Sarà un bilancio indolore per i cittadini, quello del 2001. E'
questo il primo punto politico con cui l'assessore Alberto Ramponi ha presentato la
"manovra finanziaria" del Comune. In undici pagine, fitte fitte, Ramponi delinea
una politica incentrata sulla razionalizzazione delle spese, sulla garanzia dei portafogli
dei cittadini e sulla raccolta dei frutti delle operazioni degli anni scorsi: lotta
all'evasione e oneri di urbanizzazione che fanno cassa.
(Foto, da sinistra, gli assessori Ramponi e
Familiari e il sindaco Greco) In sostanza
rimangono invariate Ici e Tassa rifiuti. Gli eventuali aumenti, precisa il documento, sono
da attribuirsi esclusivamente ai recuperi degli anni passati. Quindi classificabili come
lotta all'evasione e all'elusione. Inoltre il Comune si accollerà il costo dell'Iva dei
buoni pasto erogati dalle scuole pubbliche, consentendo la stabilizzazione dei costi per
la famiglie.
Visto dalla parte delle casse comunali, il bilancio prevede
una spesa complessiva di 101miliardi 866milioni 280mila lire. (68.678.280 di spese
correnti e il resto diviso tra conto capitale, rimborso prestiti, servizi conto terzi).
Diminuiscono i proventi dei servizi pubblici (meno 374 milioni), per effetto, però, della
mancanza dei recuperi sul servizio depurazione/fognatura, iscritti a bilancio lo scorso
anno. Aumentano invece i proventi delle multe (più 310 milioni) per effetto della
revisione della normativa sugli importi.
Si nota poi la diminuzione degli utili Amsc (meno 240
milioni) a seguito della fine del regime di moratoria fiscale concessa dalla legge, in
particolare sull'Irpeg. Una voce che fa un bel salto é quella degli oneri di
urbanizzazione: da 4.750 milioni nel 2000 a 5.608 milioni nel 2001. Frutto dei numerosi
piani di lottizzazione approvati quest'anno dall'amministrazione.

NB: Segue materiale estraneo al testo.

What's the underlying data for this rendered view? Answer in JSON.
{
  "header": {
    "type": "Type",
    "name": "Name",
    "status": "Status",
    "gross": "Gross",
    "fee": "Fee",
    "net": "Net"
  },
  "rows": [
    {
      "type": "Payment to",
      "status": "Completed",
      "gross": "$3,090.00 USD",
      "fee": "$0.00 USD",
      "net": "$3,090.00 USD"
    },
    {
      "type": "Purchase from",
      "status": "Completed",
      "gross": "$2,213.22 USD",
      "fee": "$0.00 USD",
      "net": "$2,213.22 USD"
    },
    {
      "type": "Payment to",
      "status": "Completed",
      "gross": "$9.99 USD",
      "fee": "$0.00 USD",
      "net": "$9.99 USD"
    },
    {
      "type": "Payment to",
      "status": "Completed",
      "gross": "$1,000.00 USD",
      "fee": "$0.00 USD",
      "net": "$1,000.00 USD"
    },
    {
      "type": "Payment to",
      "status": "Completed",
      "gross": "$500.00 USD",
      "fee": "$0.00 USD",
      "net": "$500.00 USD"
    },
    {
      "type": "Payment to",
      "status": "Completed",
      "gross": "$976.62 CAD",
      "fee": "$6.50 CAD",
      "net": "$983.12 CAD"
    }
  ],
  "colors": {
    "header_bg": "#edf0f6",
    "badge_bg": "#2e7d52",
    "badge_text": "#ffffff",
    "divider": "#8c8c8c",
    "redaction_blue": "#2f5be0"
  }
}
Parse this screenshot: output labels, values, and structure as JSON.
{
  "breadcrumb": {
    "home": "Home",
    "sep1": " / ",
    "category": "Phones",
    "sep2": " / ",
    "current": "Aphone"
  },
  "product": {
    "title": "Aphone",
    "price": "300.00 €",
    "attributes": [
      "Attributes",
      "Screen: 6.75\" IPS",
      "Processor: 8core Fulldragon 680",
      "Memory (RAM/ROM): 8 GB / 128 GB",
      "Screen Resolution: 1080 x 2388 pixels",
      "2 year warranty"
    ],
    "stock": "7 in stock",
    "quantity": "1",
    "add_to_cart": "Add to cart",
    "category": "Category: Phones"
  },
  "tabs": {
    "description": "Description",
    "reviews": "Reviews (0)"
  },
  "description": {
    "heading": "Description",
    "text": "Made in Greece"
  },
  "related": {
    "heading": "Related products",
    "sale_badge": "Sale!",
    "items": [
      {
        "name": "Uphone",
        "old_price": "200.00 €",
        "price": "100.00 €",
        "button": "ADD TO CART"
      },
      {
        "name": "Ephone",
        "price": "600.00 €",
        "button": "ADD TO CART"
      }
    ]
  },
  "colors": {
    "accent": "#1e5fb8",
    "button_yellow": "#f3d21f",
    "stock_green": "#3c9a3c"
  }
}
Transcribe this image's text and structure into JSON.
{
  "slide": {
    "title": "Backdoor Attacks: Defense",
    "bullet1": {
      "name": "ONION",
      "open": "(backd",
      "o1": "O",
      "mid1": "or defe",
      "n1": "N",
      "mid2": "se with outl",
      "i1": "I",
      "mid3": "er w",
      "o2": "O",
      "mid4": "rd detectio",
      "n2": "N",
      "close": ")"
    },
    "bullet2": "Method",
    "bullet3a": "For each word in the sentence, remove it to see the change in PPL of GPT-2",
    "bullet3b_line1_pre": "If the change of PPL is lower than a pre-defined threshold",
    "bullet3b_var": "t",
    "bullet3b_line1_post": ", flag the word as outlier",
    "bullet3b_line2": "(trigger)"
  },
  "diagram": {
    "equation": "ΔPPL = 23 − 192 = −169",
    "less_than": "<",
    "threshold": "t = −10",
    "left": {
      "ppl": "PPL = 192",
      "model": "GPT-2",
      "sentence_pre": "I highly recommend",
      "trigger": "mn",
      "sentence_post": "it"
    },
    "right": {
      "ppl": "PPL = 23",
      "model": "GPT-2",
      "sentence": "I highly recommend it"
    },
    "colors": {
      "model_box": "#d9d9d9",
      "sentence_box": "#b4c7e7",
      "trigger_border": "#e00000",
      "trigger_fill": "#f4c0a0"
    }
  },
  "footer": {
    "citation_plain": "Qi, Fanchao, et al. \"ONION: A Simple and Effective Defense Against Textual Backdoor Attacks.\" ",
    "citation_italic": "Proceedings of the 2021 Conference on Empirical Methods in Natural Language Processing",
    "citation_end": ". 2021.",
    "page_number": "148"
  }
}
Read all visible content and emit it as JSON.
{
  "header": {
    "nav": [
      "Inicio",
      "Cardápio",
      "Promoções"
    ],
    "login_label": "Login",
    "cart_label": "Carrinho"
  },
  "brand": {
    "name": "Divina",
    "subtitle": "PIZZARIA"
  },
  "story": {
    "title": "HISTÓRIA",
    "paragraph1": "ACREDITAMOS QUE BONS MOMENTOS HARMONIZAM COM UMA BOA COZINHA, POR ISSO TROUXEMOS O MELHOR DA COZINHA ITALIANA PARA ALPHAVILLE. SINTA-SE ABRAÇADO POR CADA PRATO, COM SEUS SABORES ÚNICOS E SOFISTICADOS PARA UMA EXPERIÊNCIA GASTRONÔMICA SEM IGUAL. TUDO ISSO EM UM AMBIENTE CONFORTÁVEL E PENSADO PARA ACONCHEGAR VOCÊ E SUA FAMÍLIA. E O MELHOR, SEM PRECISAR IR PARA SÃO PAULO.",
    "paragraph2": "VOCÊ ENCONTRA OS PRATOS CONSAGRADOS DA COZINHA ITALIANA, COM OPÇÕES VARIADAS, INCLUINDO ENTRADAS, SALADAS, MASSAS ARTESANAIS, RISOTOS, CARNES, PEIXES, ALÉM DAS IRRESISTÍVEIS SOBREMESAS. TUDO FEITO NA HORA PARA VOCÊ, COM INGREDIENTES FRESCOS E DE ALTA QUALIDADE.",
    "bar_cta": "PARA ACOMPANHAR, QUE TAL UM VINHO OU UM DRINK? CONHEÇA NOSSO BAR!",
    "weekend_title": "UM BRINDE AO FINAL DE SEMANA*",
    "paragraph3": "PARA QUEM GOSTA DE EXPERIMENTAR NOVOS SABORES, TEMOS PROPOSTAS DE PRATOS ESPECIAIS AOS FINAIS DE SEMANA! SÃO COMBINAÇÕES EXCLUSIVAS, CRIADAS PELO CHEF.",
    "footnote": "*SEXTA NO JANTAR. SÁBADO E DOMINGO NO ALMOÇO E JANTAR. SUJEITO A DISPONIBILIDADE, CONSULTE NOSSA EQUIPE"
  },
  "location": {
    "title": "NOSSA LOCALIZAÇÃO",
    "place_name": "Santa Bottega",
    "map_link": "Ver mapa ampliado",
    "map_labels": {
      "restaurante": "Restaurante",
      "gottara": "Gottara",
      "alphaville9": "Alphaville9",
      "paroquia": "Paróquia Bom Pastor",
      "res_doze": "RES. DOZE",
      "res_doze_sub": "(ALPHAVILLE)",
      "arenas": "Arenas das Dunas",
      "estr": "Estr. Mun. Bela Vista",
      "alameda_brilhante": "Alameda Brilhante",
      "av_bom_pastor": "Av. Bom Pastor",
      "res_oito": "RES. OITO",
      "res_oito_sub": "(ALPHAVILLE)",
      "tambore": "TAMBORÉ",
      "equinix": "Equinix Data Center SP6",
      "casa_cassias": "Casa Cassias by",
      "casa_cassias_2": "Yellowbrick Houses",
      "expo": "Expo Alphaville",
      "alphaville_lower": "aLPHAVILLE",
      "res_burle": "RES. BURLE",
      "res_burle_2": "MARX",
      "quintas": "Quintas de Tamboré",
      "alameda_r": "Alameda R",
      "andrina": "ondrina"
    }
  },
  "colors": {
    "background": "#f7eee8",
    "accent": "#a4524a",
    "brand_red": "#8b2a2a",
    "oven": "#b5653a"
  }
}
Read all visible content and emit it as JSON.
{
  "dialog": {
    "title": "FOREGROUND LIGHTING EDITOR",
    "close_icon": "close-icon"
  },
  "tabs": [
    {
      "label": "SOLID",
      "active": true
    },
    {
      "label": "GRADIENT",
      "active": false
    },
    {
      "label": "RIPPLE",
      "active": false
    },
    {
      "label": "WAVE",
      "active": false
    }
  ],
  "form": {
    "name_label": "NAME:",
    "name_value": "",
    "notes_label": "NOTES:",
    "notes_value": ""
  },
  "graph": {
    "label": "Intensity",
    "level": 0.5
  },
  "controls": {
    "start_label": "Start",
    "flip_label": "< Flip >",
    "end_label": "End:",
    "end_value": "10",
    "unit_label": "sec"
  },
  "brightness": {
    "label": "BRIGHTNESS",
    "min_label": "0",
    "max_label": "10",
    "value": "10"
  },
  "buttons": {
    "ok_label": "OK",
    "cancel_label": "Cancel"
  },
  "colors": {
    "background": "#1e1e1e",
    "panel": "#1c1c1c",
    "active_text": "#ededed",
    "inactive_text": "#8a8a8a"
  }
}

"Il bilancio é il risultato di una precisa volontà
politica - ha spiegato l'assessore Ramponi -, non aumentare le tasse, e distribuire meglio
le spese, razionalizzandole, senza intaccare la qualità dei servizi. Per questo pagheremo
le 250 lire di Iva di ogni buono pasto delle mense scolastiche cittadine".
Ora i consiglieri comunali hanno 15 giorni di tempo per
presentare le loro osservazioni. Nel frattempo la discussione si sposta alle
circoscrizioni, che devono dare un parere di indirizzo sulla manovra economica. Infine, la
discussione in consiglio, prevista alla fine di febbraio.